Hacker News new | ask | show | jobs
by DanBC 5228 days ago
Gently disturbed that you're releasing medical data, albeit anonymised medical data.

What ethics panel did you run it through? What internal policies do you have governing release of such data?

4 comments

The site has no privacy policy, as far as I'm concerned, that means buyer-beware.

HOWEVER... A comment by cmonsen (founder??) on the original-OP states "User privacy will be critical and we are making that a priority." (1)

So..ya, a bit of #fail here.

(1) https://news.ycombinator.com/item?id=3603466

Privacy policy posted. It's in the footer of symcat.com. Thanks for your patience and let us know if you have any feedback!
Apologies for the oversight. Will push it out to the site today.
What is so sensitive in this data to you? These are just aggregated results, why do you want them to run any "ethics panel" to get them released?
You're right -- HIPAA et al only cover data that could be traced back to the individual, and this set clearly cannot.
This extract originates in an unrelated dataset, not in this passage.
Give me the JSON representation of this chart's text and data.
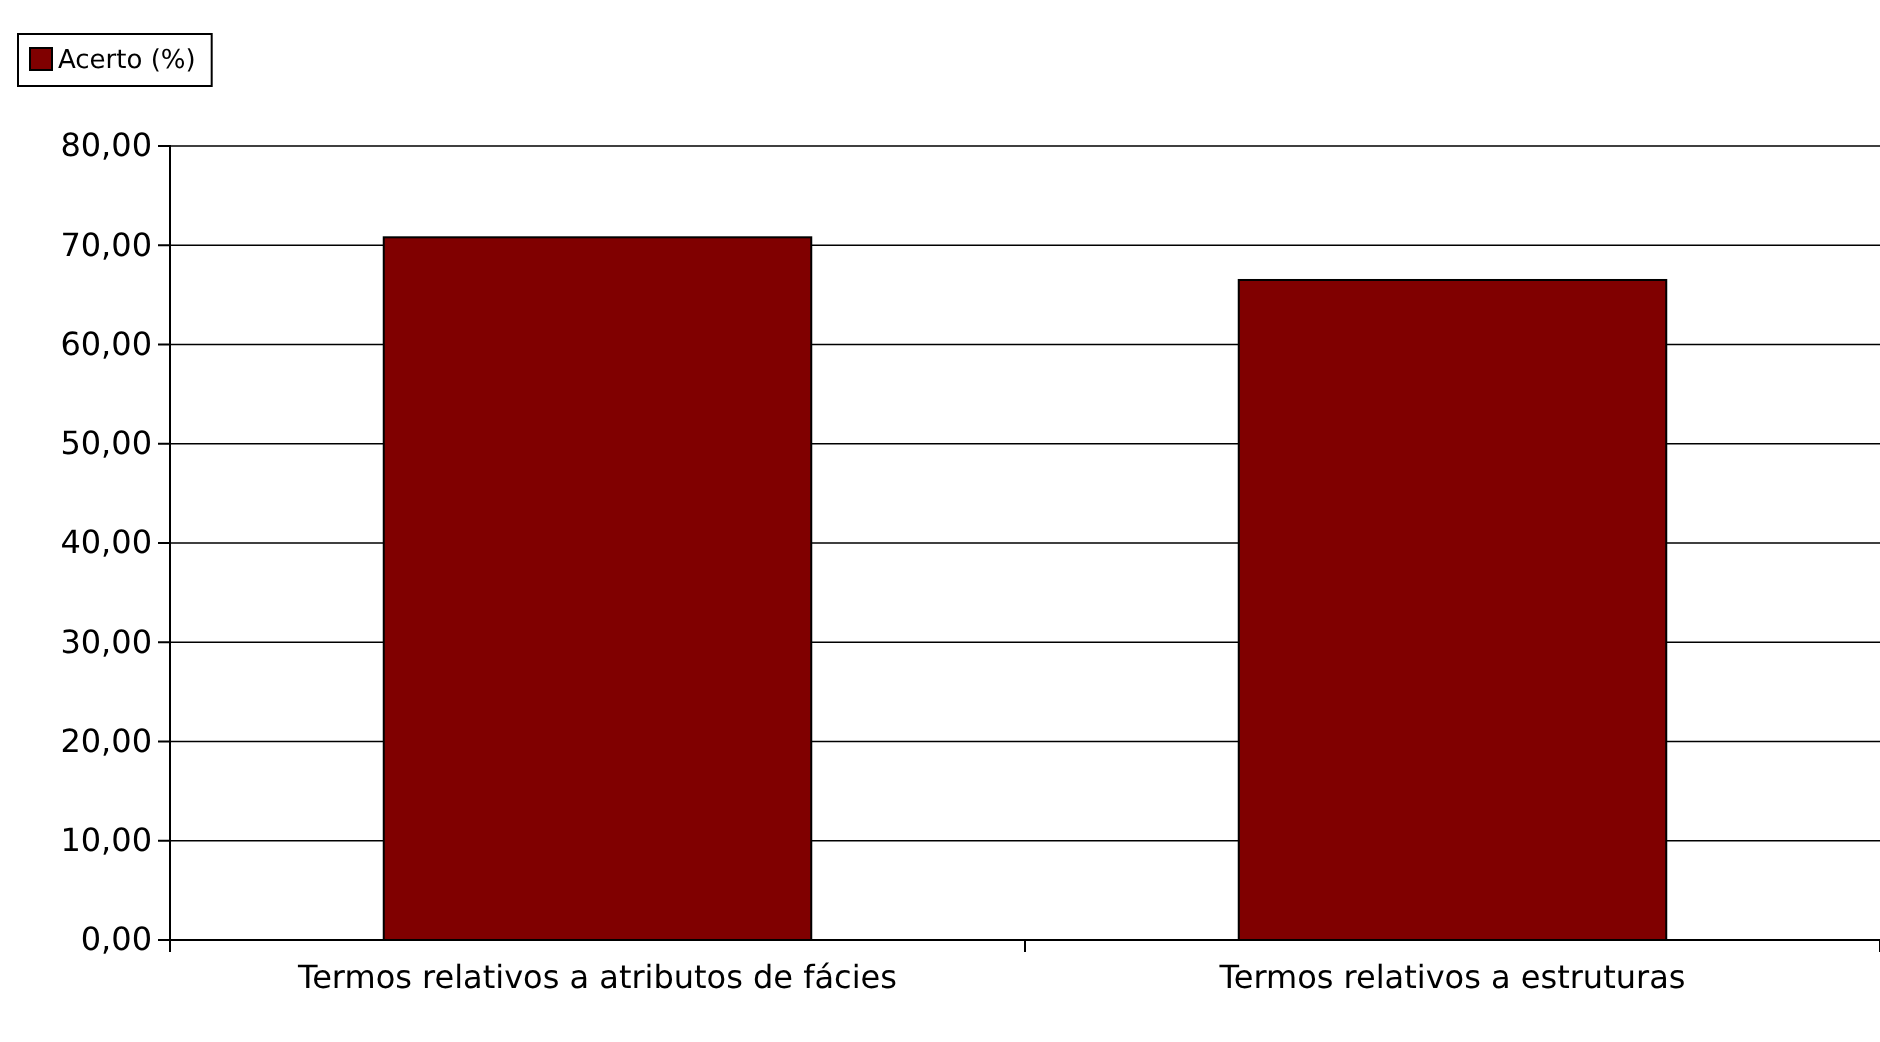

Interestingly, there was a similar dataset presented at PSB (pacific symposium on biocomputing) of colocalizations of symptoms together with drugs in Bing queries attempting to find novel drug side effects. They too had no problem releasing the data.

I'm glad you made that point. We are very aware of how important user privacy is for this sensitive information. We want to begin the conversation with users while we're young so that we don't mess it up when we're big (a la facebook).

As a general principal, we will only reflect data back that has been fully anonymized. In fact, we don't collect personally identifiable information (that's why there are only 3 choices for age right now). We are building HIPAA-compliant software (even though it's not legally applicable to us yet). We have a team of advisors, including privacy experts, but honestly, we believe the best ethics panel will come from the users and are very interested in feedback in this respect.

> we believe the best ethics panel will come from the users

Not when it comes to HIPAA compliance. This isn't about finding the best ethical code of conduct for privacy (which can be tricky), but simply abiding by existing and well-defined rules; all users agreeing you're a paragon of virtue doesn't matter much if you break said law once it does apply to you.

Please understand I've no wish to rain on your parade; it's just that I know all too well dealing with HIPAA can cause some headaches, but that's part of the game when working in anything connected to healthcare in the US.

That's true, for HIPAA compliance, there is no negotiation and we will meet that standard.

But there inevitably will be some user concerns that fall outside of HIPAA compliance. So, we see HIPAA+HITECH as a minimum requirement. We don't expect it to be sufficient, however, and that's where user feedback, the "user ethics panel" if you will, comes in.

Out of curiosity, what disturbs you? The data isn't even actual medical data, but search data.
This particular data set is fine, but we've seen other people release bigger data sets thinking it was anonymised only to find that it wasn't. (See, for example, the Netflix data dump.)

Most people don't care about their movie rentals, but will be a lot more cautious about some of their medical history.

I'm in the UK. Rules here are pretty strict. Mostly that's a good thing; you run your intended research by a research review panel, and if it needs ethics approval you do that too. The benefits of that are that people get help from a real mathematician early in the project design so they should be getting the stats and the sample sizes etc right.

Like I said, I'm only gently concerned. And I'm sure they'll get this right.